About This Carved Stone
A three-pronged carving consistent with the medieval goose paw symbol, discovered on a large flat rock surface known locally as the wharf stone at Brooklyn, Nova Scotia. The wharf stone functioned as a natural quay for the sheltered harbor at Liverpool, roughly 55 kilometers from Oak Island. In Season 10, Episode 11, Rick Lagina, Charles Barkhouse, and researcher Corjan Mol visited the site after being contacted by local residents Isaac Rafuse and Nick Fralic, who believed the carvings might relate to Oak Island.

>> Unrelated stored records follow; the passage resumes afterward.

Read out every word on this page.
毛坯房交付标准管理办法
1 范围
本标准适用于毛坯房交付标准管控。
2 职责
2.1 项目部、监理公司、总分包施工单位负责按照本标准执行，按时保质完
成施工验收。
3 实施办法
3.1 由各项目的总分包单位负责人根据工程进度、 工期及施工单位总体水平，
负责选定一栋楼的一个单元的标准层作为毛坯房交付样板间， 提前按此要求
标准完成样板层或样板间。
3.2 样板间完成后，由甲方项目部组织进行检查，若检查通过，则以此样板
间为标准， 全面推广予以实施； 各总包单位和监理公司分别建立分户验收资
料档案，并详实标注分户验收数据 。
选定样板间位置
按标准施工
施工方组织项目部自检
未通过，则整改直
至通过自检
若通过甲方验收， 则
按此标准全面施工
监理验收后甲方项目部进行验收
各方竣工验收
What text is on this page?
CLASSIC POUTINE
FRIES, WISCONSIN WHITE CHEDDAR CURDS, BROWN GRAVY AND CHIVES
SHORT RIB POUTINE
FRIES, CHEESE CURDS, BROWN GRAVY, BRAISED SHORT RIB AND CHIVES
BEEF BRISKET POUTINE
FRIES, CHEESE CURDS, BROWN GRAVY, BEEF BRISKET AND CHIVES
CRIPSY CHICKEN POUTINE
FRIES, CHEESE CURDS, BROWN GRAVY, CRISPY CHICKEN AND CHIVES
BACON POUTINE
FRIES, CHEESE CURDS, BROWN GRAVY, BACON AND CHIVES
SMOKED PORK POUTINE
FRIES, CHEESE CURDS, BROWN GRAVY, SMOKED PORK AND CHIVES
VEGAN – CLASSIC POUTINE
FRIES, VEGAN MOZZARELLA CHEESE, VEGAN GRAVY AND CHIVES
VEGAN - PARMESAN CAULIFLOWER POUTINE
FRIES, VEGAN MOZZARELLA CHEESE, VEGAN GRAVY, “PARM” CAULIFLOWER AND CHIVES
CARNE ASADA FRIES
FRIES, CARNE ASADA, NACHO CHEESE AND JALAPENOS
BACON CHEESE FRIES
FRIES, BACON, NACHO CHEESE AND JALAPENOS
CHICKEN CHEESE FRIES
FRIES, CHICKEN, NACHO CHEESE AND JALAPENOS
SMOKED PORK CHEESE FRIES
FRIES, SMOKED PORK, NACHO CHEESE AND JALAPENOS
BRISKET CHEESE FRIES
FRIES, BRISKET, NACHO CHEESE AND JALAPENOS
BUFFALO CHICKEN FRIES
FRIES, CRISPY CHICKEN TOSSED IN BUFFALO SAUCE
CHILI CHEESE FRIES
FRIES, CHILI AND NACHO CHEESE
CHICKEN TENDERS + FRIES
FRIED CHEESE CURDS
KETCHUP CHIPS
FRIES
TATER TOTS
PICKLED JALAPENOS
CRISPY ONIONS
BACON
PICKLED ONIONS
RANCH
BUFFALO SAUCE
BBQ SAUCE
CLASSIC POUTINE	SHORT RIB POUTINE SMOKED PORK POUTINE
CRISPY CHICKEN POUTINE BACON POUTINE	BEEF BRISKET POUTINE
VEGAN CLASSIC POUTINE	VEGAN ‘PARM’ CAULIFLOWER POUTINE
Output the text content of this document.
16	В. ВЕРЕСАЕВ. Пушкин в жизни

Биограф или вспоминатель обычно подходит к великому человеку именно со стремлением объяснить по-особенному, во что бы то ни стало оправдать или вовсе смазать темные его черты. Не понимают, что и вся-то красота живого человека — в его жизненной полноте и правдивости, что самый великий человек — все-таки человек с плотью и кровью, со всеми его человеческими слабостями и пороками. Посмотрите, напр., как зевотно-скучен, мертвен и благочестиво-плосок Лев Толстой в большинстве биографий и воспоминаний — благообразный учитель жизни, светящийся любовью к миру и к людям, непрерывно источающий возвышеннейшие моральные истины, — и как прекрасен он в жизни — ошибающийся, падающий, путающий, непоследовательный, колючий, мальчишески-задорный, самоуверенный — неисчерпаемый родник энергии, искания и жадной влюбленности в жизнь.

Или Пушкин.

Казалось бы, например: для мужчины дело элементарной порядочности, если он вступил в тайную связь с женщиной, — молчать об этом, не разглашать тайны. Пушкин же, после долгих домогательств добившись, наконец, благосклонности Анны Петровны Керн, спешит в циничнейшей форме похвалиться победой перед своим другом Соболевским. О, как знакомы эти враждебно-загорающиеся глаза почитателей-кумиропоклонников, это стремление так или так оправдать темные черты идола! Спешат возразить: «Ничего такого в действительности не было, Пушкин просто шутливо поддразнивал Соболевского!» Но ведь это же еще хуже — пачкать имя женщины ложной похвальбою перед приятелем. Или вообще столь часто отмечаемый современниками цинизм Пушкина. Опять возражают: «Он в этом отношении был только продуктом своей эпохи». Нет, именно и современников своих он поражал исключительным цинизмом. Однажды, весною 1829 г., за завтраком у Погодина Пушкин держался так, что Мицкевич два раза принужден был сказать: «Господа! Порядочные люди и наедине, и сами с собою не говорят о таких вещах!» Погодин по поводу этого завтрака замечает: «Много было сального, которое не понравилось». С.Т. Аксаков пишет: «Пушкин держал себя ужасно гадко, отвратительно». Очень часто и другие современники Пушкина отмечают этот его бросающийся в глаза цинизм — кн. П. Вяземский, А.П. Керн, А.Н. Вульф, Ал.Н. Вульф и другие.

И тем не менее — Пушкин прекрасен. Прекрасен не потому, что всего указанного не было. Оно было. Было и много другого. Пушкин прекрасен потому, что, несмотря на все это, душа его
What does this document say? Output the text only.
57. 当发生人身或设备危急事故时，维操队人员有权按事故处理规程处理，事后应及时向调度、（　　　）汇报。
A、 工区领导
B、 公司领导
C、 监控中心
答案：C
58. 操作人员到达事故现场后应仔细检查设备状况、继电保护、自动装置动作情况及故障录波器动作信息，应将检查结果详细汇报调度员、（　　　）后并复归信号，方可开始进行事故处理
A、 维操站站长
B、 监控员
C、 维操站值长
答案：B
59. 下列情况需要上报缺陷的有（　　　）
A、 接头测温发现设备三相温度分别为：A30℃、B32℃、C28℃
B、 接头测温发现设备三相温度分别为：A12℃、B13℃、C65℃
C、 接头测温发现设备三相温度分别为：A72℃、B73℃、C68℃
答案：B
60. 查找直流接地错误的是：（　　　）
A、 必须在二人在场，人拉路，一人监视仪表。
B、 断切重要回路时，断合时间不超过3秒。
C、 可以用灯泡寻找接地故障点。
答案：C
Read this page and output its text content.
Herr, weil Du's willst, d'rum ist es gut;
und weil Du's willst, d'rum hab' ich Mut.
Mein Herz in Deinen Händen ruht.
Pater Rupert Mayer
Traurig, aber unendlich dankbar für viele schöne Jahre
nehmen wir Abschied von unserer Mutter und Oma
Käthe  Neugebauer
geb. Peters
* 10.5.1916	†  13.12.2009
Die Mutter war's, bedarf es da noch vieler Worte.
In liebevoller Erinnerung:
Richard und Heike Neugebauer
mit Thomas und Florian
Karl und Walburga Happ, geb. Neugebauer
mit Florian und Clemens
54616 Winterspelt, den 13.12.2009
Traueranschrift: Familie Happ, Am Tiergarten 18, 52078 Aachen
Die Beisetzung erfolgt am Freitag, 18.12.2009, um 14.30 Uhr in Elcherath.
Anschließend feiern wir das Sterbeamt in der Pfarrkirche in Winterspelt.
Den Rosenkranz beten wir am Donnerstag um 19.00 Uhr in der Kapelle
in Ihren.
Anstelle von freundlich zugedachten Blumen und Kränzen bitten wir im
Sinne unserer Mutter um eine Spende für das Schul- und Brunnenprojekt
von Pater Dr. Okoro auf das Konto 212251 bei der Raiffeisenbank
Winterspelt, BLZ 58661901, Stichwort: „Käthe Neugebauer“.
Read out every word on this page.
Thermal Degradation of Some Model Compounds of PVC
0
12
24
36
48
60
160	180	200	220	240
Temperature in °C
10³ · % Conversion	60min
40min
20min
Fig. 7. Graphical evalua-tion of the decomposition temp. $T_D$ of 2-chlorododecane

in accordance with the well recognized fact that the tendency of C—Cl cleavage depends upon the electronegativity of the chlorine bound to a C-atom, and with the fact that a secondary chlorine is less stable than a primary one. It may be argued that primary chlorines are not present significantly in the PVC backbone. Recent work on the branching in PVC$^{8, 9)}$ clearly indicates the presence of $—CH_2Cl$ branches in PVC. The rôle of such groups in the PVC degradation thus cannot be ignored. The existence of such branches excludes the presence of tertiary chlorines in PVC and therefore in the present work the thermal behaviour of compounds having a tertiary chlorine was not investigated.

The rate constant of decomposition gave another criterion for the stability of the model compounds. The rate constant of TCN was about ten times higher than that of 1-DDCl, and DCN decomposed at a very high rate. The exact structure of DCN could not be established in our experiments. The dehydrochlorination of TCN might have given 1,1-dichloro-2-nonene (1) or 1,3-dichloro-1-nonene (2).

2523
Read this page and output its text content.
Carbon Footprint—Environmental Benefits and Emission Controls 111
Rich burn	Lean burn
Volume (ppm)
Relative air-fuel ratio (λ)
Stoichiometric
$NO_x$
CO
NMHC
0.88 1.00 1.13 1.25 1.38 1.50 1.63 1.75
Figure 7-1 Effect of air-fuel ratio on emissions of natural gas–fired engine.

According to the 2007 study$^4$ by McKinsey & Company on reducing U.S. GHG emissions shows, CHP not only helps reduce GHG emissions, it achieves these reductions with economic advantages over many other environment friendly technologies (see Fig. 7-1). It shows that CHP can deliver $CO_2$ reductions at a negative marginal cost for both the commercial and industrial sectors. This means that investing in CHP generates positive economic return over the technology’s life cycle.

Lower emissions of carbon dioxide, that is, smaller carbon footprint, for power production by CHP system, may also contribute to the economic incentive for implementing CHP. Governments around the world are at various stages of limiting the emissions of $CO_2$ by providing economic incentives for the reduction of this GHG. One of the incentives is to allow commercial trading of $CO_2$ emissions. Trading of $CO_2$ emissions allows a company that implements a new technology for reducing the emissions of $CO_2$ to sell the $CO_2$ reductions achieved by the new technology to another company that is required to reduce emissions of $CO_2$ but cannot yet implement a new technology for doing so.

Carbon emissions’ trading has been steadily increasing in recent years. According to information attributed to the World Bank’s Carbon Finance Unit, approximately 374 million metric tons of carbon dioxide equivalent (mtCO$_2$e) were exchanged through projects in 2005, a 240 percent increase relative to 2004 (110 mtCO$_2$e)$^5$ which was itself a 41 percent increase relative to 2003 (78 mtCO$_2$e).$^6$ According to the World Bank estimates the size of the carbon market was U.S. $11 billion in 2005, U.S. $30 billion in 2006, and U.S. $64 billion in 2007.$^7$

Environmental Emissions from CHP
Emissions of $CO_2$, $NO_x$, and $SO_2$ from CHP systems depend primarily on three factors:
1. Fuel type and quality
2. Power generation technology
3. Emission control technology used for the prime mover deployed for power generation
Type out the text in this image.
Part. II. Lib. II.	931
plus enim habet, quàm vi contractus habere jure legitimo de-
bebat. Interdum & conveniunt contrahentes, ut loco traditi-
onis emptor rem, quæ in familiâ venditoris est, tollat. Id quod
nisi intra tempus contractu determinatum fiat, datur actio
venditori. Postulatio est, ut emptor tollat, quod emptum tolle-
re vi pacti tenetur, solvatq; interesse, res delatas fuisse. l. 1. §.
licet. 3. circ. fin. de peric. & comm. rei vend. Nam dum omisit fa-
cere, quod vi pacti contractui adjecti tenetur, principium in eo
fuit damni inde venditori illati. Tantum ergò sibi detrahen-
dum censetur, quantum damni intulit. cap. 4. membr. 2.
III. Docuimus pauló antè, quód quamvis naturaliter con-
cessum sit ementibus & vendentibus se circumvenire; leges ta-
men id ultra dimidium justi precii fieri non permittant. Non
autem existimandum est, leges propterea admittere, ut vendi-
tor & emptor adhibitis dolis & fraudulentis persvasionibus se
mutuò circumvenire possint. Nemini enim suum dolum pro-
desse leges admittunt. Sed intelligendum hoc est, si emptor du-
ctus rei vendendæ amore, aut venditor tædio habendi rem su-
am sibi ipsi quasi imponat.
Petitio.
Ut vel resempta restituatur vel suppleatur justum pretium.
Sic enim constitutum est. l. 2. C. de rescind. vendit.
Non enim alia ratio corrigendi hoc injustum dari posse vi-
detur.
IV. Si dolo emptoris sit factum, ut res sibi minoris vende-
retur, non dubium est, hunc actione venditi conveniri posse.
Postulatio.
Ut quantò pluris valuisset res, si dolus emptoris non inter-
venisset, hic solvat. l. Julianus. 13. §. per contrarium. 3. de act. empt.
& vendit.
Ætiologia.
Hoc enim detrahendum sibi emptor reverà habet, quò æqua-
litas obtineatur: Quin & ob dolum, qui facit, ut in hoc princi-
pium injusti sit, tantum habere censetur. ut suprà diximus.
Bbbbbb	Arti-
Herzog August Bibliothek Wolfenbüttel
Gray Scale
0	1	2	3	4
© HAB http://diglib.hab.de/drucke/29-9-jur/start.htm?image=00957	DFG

The carving does not stand alone. Directly alongside it on the same rock surface are a Globus Cruciger, a cut circle, a fish symbol, and a double fish-tail with a cross in a circle. Mol identified the Globus Cruciger, a cross mounted on an orb, as a symbol of Christian dominion dating to the fifth century. The tripod carving was initially raised as a possible British broad arrow, a mark used to identify Crown property. Mol and Rick Lagina noted that the broad arrow was never applied to natural rock surfaces, identifying it instead as a goose paw. The broad arrow identification fails on four separate grounds. The policy applied exclusively to standing trees blazed into bark, never to natural rock. The only documented instances of the broad arrow on stone are Ordnance Survey benchmarks, which always carry a horizontal datum line above the arrow forming a composite symbol; the wharf stone carving has no such bar and therefore does not meet even that standard. The OS benchmark program was never conducted on the Nova Scotia coastline. And the White Pine Acts that created the policy date to 1721, while the symbols carved alongside the goose paw on the same surface, including a Globus Cruciger whose form originates in the fifth century, are consistent with a medieval origin predating the policy by potentially three to five centuries.
The goose paw, or patte d'oie in French, is a pilgrimage mark documented across medieval Europe from at least the 12th century. It appears at the entrances to churches and hospices along the Camino de Santiago, where it signaled the end of a journey. The symbol also served as a required identifying mark for the Cagots, a persecuted builder caste in Gascony and Navarre who constructed much of the Camino's pilgrimage infrastructure. Mol has documented goose paw carvings at a number of sites connected to the Knights Templar and the Knights Hospitaller across Europe.
At Camerano in Italy, a plaster mould taken from a sculpted segment of an old altar in the town's underground cave complex carries a goose paw formed from the three nails of the crucifixion arranged in the tripod configuration.
At Valkenburg in the Netherlands, a goose paw appears carved into the wall of the dungeon where Knights Templar were held following the order's suppression in 1307.
At the Palazzo Falson in Mdina, Malta, Mol and researcher Emiliano identified a goose paw in the room built for and used by Hospitaller Grand Master Philippe de Villiers de l'Isle-Adam following his arrival on the island in 1530 after the order's expulsion from Rhodes. That section of research was not aired in the television series.
In the Azores, the Igreja Matriz de São Sebastião on Terceira, built in 1455 under the Order of Christ, carries nine goose paws arranged in three groups of three, their original red pigment still preserved.
Historical Context
Corjan Mol research; The Curse of Oak Island Season 10 Episode 11
Where It Was Found
Found at Brooklyn, Nova Scotia (near Oak Island).